"Bersatu kita teguh, bercerai kita runtuh".
Kata-kata mutiara di atas seakan semakin hari semakin sunyi. Bagaimana tidak? di era sosial media yang gencar seperti sekarang ini, yang ada adalah "Bersatu kita posting, bercerai kita trending". Budaya "Gotong-royong" yang kita tahu ya turun tangan bersama kalau ada problem. Sekarang yang ramai malah budaya "Gotong-posting".
Kalau ada problem nyari angle biar postingannya rame dan viral, banyak yang komen. Akhirnya orang bukan turun tangan, tapi "turun ke kolom komentar". Banyak dari kita kemudian berdebat karena tidak tahu duduk persoalan yang semestinya. Begitulah problem di era digital kira-kira.
Di zaman yang serba cepat seperti sekarang ini juga membuat kita sibuk mengejar kepentingan pribadi sampai lupa kalau kita itu juga punya "ekosistem". Sepertihalnya di hutan, kalau satu bagian rusak, semuanya ikut berantakan. Kita itu bukan sekedar sekumpulan orang yang tinggal di satu tempat. Ada ekosistem masyarakat mulai dari aspek hubungan sosial, lingkungan, nilai dan tindakan semua terhubung satu sama lain.
Kita sering menemukan realitas yang ironis. Di sekolah diajari jujur, di lingkungan luar sekolah malah dikelilingi contoh korup. Dibilang gotong-royong itu budaya kita, namun di sosial media malah sibuk nyinyir satu sama lain. Mau cinta lingkungan, tapi buang sampah sembarangan. Lah gimana?

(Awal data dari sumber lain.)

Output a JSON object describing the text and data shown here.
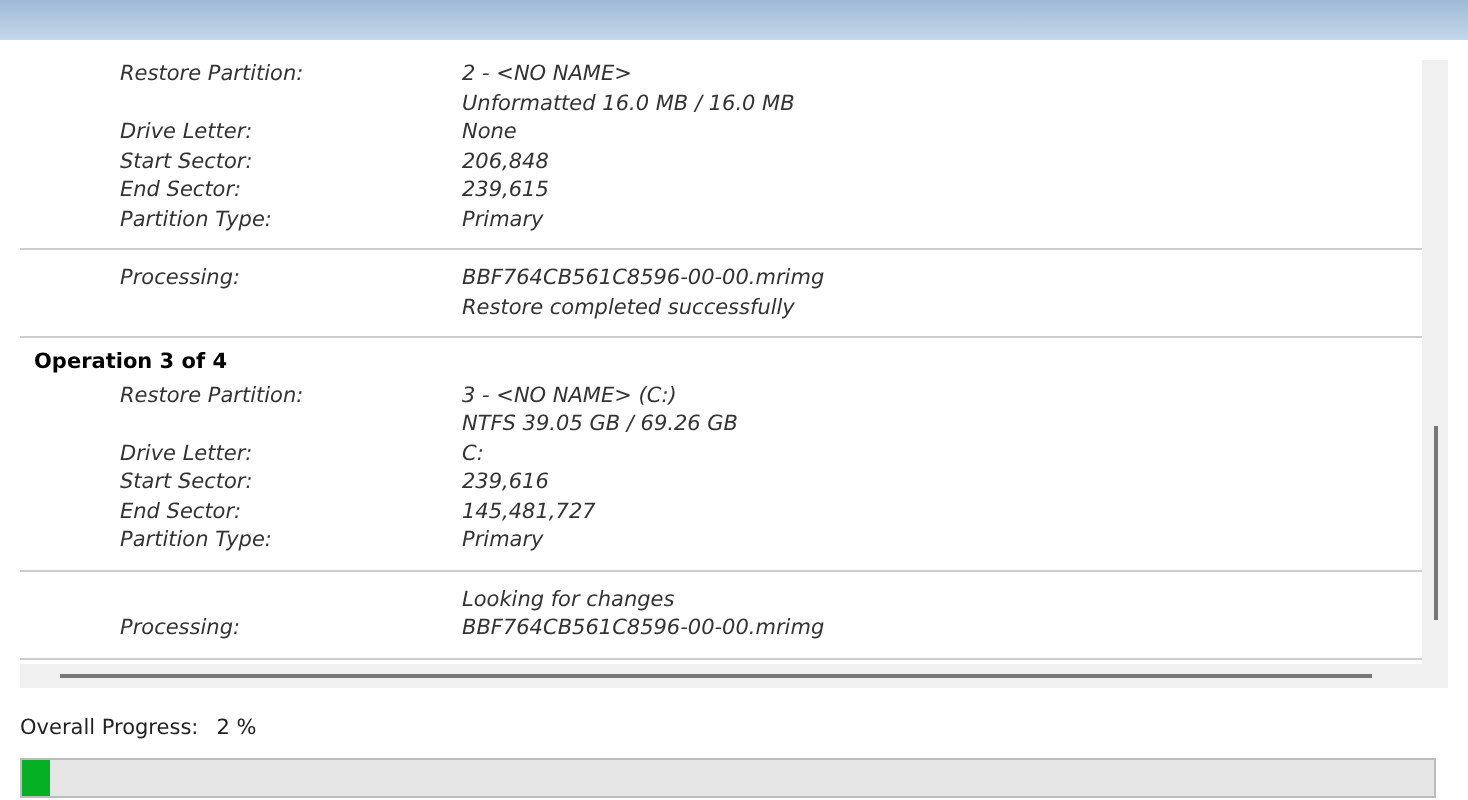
{
  "operations": [
    {
      "details": [
        {
          "label": "Restore Partition:",
          "values": [
            "2 - <NO NAME>",
            "Unformatted 16.0 MB / 16.0 MB"
          ]
        },
        {
          "label": "Drive Letter:",
          "values": [
            "None"
          ]
        },
        {
          "label": "Start Sector:",
          "values": [
            "206,848"
          ]
        },
        {
          "label": "End Sector:",
          "values": [
            "239,615"
          ]
        },
        {
          "label": "Partition Type:",
          "values": [
            "Primary"
          ]
        }
      ],
      "processing": {
        "label": "Processing:",
        "lines": [
          {
            "kind": "file",
            "text": "BBF764CB561C8596-00-00.mrimg"
          },
          {
            "kind": "status",
            "text": "Restore completed successfully"
          }
        ]
      }
    },
    {
      "title": "Operation 3 of 4",
      "details": [
        {
          "label": "Restore Partition:",
          "values": [
            "3 - <NO NAME> (C:)",
            "NTFS 39.05 GB / 69.26 GB"
          ]
        },
        {
          "label": "Drive Letter:",
          "values": [
            "C:"
          ]
        },
        {
          "label": "Start Sector:",
          "values": [
            "239,616"
          ]
        },
        {
          "label": "End Sector:",
          "values": [
            "145,481,727"
          ]
        },
        {
          "label": "Partition Type:",
          "values": [
            "Primary"
          ]
        }
      ],
      "processing": {
        "label": "Processing:",
        "lines": [
          {
            "kind": "status",
            "text": "Looking for changes"
          },
          {
            "kind": "file",
            "text": "BBF764CB561C8596-00-00.mrimg"
          }
        ]
      }
    }
  ],
  "overall_progress": {
    "label": "Overall Progress:",
    "reading": "2 %",
    "level": 0.02
  }
}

Membangun ekosistem masyarakat yang baik merupakan upaya kita menciptakan lingkungan sosial yang saling mendukung, berdaya, dan berkelanjutan. Baik antara individu, kelompok, dan institusi. Dalam konteks Indonesia, gagasan ini penting karena masyarakat dihadapkan dengan berbagai persoalan sosial seperti ketimpangan ekonomi, lemahnya kepercayaan sosial, dan pekembangan zaman yang cepat.

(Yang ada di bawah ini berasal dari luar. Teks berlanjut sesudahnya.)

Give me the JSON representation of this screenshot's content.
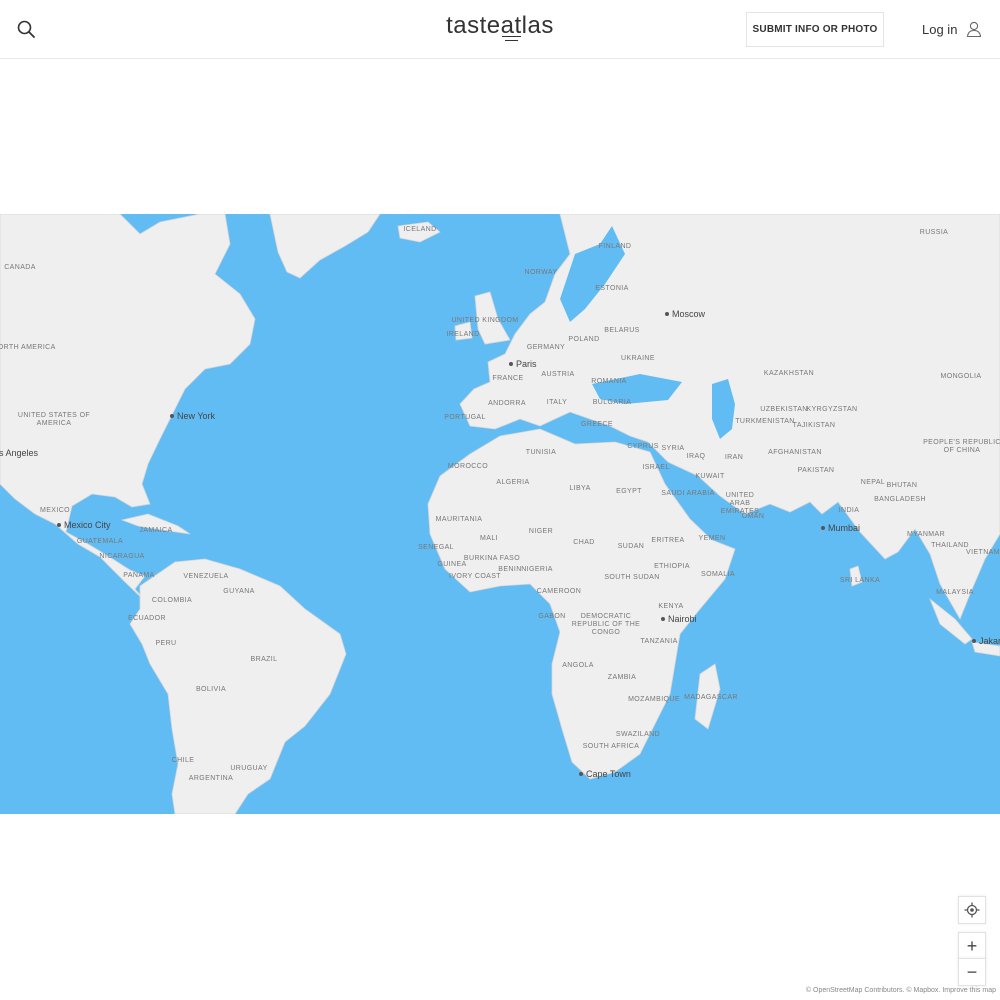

Akhirnya kita akan memahami bahwa ekosistem masyarakat tidak hanya berkaitan dengan hubungan antar masyarakat saja, tetapi juga keterpaduan dari bebagai macam aspek seperti sosial, ekonomi, dan lingkungan agar kehidupan bersama menjadi harmonis dan produktif.
Membangun ekosistem masyarakat ini bisa kita mulai dari cara kita berpikir dan berinteraksi. Dari saling curiga jadi saling percaya, dari debat jadi kolaborasi. Kalau di dunia maya saja kita belum bisa berdiskusi tanpa saling sindir, gimana mau bangun dunia nyata yang lebih sehat?
Selain itu kita juga bisa mulai dengan menanamkan kembali etika sosial. Belajar mendengar sebelum bicara, verifikasi sebelum menuduh, dan kolaborasi sebelum kompetisi. Jangan tunggu pemerintah atau lembaga besar. Cukup mulai dari lingkar terkecil, seperti grup keluarga, komunitas, atau ruang diskusi online.
Kalau kita ingin ekosistem masyarakat yang kuat, jangan cuma berharap pada figur "admin", entah itu ketua RT, tokoh masyarakat, influencer, atau pejabat. Karena sejatinya, setiap dari kita adalah "co-admin" dalam kehidupan sosial kita sendiri yang punya tugas menjaga agar ruang interaksi tetap sehat, adil, dan terbuka untuk semua.
Jadi, sebelum bicara tentang Indonesia Emas atau apapun tentang kehidupan yang lebih baik bagi kita semua. Kita perlu refleksi dulu, apakah kita sudah bisa ngobrol sehat di grup WA tanpa saling sindir? Karena mungkin membangun ekosistem masyarakat yang berdaya itu dimulai dari bukan seminar nasional, tetapi dari grup WA kecil yang belajar dewasa bersama.
Dan kalu kita merasa kesindir, ya mungkin karena kita masih admin grup yang belum sadar kekuatannya, hehe.